The preventive nature of Malpractice is also particularly ineffective. A medically-trained Navy Seal or Green Beret can be sued as easily as a Doctor. lgl
But in the U.S., only a licensed physician is allowed to write the prescription for the antibiotic treatment. These sorts of rules and laws serve to support the incomes of medical professionals while raising costs to consumers.
D'you not think that every bod and his wife prescribing antibiotics for everything might, in the fullness of time, have something of a cost to consumers?
Ah, I just love you free traders. Free trade in EVERYTHING, human labor, cars, shoes, etc.......except drugs and national currencies, right?

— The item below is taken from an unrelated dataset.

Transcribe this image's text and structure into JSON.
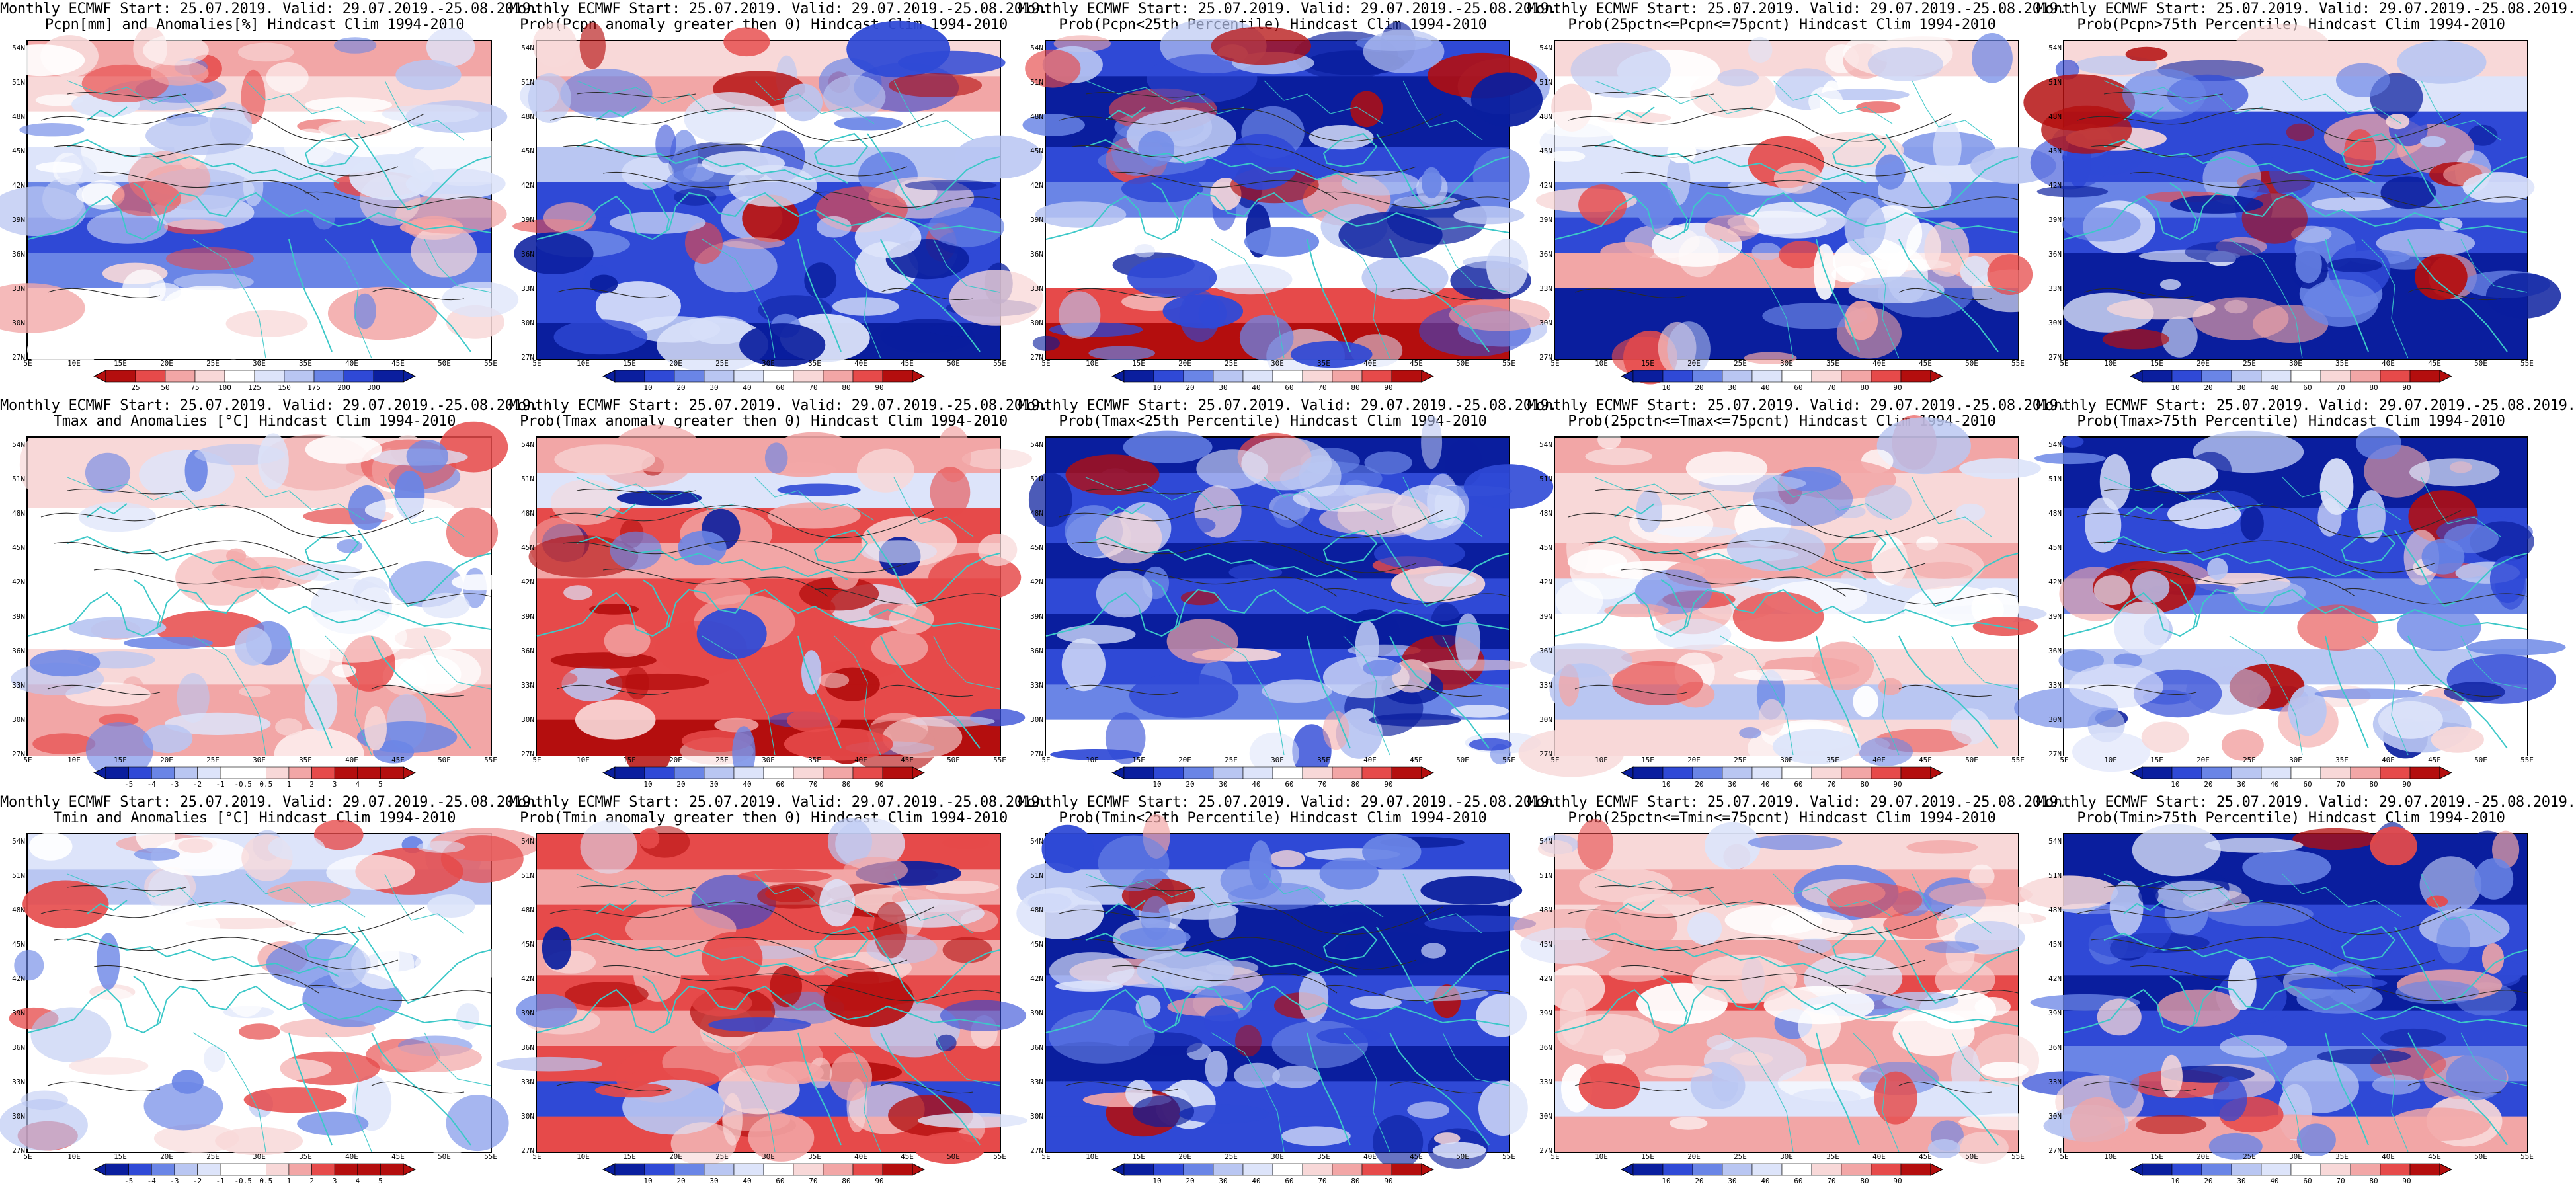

This anti-reimportation is just more double standards from the free traders. You guys are worse than the French.
LGL,
My wife is an RN and spent considerably more than 11 months training to become proficient. I would not want a nurse tending to me without some measured level of knowledge. It could easily kill you.
Shouldn't your parable be that US surgeons who want to sell their services in Canada have to accept Canadian rates, even for Americans who travel to Canada for surgery? You make it sound coercive, yet no one forces the pharmaceutical companies to sell their wares in Canada.
No it isn't about free trade or anything like that, sorry. The Pharmas can do what they want, not allowing legal re-importation allows the Pharmas to not have to play the bad guy and limit the quantity they sell to our neighbors.
Restricted medical licensing is all about controlling the supply of physicians, it isn't even remotely about the quality. Just ask yourself how many kids take the MCATs multiple times, how many apply multiple times before getting into med school. Do you really think that additional year or two bulking up their application really makes them a better doctor? Ask your self another question: at which point in a routine medical exam do you need a access to a trained surgeon? Given the arsenal of diagnostic kits in use why not allow an RN to handle routine medical care. While I absolutely want an MD doing the job in te case of open heart surgery, I really don't need one to take a punch biopsy on a mole.
That said I am not suggesting that physicians bear the whole blame for our astronomical medical costs, or that they do not play an important role.
Lotterman's column does not address the reimportation issue. Why should US citizens not be allowed to buy products from other countries, even if they were originally made in the US?